Осторожно обобщая, предположу, что в русской литературе рубежа XIX–XX веков мортальная фемининность, очевидно, совершенно не обязательно требует от героини ярко выраженного демонического типа, поскольку смерть воспринимается не только как конец земного существования, но и как избавление, освобождение ради выхода в иную реальность. Расщепленность мортальной героини (или, если угодно, напротив — способность объединять в себе разные типологические черты, в том числе не соотносимые с дихотомией «демоническое/идиллическое») была задана уже в «Балаганчике» Блока и закономерно вытекала из двуприродности образа девы-Смерти. Пьеса Хлебникова «Ошибка смерти», казалось бы, гротескно переосмысливая символистскую драму Блока, в то же время развивает ее тенденцию, увеличивая заложенные в образе героини принципиально разные сущности и маркируя их разными речевыми регистрами — от «демонического» и «балладного» до условно «обыденного», выводящего за рамки разыгрываемой пьесы-в-пьесе и далее до карнавально-фарсового. Ключевым становится здесь инверсирование использованных контекстов и традиций с финальным выходом на метауровень, также отсылающий к «Балаганчику». Двойственная мортальная фемининность Блока, сохраняющая связи с идиллическим и демоническим дискурсами, подвергается Хлебниковым карнавализации, утрачивает по ходу пьесы и демоничность (способность внушать страх), и идилличность (Барышня Смерть — профанная жертва, нелепая «невеста», «барышня», лишенная женственности).

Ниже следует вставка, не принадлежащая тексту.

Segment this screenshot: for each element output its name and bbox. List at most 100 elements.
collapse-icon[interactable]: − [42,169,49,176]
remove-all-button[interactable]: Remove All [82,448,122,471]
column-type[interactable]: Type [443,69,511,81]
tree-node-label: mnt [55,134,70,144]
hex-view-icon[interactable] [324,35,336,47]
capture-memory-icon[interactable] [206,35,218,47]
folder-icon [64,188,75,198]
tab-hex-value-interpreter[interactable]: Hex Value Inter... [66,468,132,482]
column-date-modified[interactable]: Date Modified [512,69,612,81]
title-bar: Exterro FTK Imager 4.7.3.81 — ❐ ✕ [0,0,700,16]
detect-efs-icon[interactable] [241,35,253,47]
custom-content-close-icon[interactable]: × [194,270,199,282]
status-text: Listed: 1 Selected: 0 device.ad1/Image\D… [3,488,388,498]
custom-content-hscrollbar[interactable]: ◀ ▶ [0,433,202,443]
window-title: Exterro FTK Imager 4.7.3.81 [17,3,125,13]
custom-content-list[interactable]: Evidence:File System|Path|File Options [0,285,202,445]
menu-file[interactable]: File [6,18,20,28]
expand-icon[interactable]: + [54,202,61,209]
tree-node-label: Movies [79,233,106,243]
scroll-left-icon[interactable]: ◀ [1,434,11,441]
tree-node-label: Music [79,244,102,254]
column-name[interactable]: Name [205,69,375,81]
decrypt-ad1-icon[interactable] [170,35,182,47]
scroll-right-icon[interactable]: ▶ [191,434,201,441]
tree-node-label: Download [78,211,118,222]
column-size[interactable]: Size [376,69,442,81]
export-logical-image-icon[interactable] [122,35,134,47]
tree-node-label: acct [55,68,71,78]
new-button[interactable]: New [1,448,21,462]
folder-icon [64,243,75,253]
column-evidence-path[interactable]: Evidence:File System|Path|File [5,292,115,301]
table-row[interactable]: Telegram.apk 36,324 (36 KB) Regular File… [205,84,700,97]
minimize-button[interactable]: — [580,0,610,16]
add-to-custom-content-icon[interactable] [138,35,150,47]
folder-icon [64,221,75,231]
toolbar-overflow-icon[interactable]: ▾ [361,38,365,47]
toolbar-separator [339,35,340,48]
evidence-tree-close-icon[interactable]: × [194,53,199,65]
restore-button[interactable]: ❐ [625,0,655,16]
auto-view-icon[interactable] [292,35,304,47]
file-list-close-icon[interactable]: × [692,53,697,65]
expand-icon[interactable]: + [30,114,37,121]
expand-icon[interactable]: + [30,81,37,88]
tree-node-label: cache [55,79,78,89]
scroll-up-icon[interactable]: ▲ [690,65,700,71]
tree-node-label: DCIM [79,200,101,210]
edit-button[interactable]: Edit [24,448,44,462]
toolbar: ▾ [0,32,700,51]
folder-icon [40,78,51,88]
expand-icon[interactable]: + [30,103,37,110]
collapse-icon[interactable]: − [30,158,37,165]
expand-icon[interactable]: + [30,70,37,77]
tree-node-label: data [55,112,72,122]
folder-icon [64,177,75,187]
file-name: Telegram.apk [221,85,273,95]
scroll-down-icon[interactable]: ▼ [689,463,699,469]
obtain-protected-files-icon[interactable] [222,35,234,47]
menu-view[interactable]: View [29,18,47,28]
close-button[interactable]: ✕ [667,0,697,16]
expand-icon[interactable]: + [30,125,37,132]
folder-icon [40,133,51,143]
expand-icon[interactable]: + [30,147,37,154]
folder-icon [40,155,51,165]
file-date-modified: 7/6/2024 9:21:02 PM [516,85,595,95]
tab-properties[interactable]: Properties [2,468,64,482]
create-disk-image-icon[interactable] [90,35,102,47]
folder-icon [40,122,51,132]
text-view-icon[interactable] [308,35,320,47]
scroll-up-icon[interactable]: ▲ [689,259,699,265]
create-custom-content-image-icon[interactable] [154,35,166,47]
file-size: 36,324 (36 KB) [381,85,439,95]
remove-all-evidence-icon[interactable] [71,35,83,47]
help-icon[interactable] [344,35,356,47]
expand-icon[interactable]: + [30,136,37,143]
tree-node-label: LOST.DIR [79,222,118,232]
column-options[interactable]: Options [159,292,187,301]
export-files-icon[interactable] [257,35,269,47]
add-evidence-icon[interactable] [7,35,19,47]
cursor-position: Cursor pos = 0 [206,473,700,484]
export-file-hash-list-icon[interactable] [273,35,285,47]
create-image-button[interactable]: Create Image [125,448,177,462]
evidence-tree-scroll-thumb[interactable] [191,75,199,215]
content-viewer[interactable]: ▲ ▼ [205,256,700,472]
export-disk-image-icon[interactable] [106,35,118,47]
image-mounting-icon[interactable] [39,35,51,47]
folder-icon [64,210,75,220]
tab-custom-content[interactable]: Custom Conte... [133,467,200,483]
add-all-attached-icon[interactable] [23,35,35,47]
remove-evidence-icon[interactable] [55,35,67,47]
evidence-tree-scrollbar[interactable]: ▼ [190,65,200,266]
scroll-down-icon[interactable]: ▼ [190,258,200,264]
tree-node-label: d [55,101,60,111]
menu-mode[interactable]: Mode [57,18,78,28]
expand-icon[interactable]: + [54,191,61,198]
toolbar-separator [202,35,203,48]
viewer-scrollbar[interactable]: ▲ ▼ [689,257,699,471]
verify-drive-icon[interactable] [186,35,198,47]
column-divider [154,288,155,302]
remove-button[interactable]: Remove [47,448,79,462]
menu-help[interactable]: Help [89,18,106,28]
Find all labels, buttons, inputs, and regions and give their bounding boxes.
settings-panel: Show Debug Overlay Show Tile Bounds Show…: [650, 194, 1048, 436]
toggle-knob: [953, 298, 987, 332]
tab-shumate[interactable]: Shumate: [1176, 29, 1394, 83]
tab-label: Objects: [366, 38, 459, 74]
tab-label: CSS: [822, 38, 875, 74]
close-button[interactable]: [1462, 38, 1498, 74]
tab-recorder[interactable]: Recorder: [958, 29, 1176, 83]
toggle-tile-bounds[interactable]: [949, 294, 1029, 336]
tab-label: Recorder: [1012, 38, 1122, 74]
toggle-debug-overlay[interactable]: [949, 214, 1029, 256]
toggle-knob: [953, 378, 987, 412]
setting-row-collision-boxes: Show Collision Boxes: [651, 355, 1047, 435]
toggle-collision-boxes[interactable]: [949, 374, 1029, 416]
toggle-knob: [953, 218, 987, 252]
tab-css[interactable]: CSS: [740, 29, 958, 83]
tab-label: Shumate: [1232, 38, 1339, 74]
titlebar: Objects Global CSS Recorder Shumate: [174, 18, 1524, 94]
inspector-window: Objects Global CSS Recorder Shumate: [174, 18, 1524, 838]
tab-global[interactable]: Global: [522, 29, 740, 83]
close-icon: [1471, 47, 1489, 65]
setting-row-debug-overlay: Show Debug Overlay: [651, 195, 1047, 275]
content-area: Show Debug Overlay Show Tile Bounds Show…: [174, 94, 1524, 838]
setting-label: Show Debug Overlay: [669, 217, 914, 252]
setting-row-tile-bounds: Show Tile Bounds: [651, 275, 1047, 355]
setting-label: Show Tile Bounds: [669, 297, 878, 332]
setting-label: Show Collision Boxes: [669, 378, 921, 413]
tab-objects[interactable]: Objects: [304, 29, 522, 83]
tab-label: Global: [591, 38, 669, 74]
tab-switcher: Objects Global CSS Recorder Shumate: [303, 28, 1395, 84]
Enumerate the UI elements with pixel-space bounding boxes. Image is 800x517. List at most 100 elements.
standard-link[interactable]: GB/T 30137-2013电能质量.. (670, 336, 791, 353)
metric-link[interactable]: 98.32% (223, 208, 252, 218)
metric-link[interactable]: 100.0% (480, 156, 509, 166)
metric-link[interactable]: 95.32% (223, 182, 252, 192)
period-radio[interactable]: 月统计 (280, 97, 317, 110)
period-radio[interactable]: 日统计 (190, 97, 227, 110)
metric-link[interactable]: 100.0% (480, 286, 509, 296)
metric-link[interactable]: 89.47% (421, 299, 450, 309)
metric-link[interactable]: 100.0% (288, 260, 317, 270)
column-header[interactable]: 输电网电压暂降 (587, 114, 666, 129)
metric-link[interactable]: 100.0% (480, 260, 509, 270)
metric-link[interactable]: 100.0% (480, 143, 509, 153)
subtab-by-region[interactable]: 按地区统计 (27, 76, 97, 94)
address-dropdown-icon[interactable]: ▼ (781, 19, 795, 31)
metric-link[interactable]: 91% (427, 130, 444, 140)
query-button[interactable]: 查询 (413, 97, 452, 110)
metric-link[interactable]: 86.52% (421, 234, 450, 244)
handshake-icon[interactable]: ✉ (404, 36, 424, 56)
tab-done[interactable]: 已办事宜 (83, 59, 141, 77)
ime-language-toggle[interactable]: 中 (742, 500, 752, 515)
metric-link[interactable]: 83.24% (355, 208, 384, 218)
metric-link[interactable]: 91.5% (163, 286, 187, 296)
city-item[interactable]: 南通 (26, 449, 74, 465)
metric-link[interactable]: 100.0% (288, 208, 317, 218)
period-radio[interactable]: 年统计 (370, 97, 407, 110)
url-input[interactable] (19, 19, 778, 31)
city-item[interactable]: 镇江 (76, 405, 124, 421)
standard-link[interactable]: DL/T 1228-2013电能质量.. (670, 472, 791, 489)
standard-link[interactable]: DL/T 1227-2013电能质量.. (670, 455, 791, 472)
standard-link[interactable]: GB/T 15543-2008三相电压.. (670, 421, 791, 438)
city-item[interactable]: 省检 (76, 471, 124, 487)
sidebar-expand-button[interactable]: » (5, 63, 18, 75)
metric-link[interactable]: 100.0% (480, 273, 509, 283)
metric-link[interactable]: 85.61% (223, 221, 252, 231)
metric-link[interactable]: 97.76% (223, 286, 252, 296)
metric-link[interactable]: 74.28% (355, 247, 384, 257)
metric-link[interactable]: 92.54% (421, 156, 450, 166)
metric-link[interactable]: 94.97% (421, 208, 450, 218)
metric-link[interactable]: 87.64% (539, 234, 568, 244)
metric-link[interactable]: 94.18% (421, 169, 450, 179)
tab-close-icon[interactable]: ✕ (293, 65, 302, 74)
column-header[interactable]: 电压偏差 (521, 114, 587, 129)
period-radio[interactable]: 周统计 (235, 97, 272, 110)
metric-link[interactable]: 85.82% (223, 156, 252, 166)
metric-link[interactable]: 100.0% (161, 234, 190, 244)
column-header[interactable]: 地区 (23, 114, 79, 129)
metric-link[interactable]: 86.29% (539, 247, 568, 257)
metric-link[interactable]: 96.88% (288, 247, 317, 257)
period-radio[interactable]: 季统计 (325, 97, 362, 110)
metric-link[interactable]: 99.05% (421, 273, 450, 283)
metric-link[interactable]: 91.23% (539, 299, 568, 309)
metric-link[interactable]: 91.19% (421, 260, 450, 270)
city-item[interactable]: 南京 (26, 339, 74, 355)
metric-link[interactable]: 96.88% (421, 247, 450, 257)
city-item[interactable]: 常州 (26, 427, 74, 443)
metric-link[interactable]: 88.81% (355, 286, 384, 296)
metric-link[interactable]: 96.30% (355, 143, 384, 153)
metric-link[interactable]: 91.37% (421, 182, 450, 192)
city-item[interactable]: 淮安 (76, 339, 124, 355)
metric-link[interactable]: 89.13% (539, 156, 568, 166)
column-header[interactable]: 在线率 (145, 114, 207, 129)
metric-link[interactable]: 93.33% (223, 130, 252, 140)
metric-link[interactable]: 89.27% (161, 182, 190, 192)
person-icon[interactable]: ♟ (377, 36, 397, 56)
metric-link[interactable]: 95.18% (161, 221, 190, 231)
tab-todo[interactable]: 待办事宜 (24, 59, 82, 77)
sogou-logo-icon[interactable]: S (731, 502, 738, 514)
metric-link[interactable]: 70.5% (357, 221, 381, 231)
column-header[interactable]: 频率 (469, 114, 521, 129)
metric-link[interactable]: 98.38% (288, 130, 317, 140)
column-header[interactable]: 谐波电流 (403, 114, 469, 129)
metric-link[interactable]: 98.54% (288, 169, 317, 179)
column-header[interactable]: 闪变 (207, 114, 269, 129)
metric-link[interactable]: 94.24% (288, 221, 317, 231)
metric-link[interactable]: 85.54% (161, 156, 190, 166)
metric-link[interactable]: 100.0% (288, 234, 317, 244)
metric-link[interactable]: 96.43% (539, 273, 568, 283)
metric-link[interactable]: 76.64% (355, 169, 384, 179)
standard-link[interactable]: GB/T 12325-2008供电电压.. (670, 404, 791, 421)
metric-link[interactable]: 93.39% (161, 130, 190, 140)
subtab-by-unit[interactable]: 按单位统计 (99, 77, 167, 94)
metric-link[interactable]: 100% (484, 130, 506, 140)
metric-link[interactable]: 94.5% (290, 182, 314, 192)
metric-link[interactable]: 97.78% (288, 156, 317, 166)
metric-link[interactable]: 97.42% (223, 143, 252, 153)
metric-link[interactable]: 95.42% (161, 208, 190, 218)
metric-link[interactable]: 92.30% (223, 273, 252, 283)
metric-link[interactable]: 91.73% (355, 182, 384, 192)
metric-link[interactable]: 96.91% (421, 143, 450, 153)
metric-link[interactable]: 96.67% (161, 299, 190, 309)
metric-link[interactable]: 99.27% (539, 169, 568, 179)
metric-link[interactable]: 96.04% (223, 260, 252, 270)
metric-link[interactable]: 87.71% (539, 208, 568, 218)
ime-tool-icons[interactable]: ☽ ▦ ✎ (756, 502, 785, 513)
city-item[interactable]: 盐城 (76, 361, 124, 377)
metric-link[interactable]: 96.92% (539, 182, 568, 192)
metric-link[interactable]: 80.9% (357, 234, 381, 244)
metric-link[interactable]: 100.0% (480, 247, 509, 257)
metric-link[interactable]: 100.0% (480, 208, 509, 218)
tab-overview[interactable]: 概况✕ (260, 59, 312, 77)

Таким образом, для анализа «Ошибки смерти» является как нельзя более актуальной контекстуализация ее поэтики в модернистской системе образов и мотивов — задача, которая в монографии Л. Г. Пановой ставится применительно к творчеству Хлебникова в целом[922].
Но если говорить о героине, воплощающей в себе мортальность, то, при всей внешней парадоксальности этого предположения, более глубокой кажется ассоциация хлебниковской «Ошибки смерти» с другой драмой Блока — с «Песней Судьбы», где идиллическая героиня Елена обретает черты двойника с демонической Фаиной, что связано, как отмечает Д. М. Магомедова, с проявлением ее активности, с выходом в мир:
Фаина — «стихийный», земной полярный двойник Елены, — воплощает черты падшей Софии, заключенной в земное тело, пленной и тоскующей. ‹…› Елена сама выходит в свой крестный путь навстречу Герману и соединяет в себе черты и земной, и небесной героини[923].
Фаина — «стихийный», земной полярный двойник Елены, — воплощает черты падшей Софии, заключенной в земное тело, пленной и тоскующей. ‹…› Елена сама выходит в свой крестный путь навстречу Герману и соединяет в себе черты и земной, и небесной героини[923].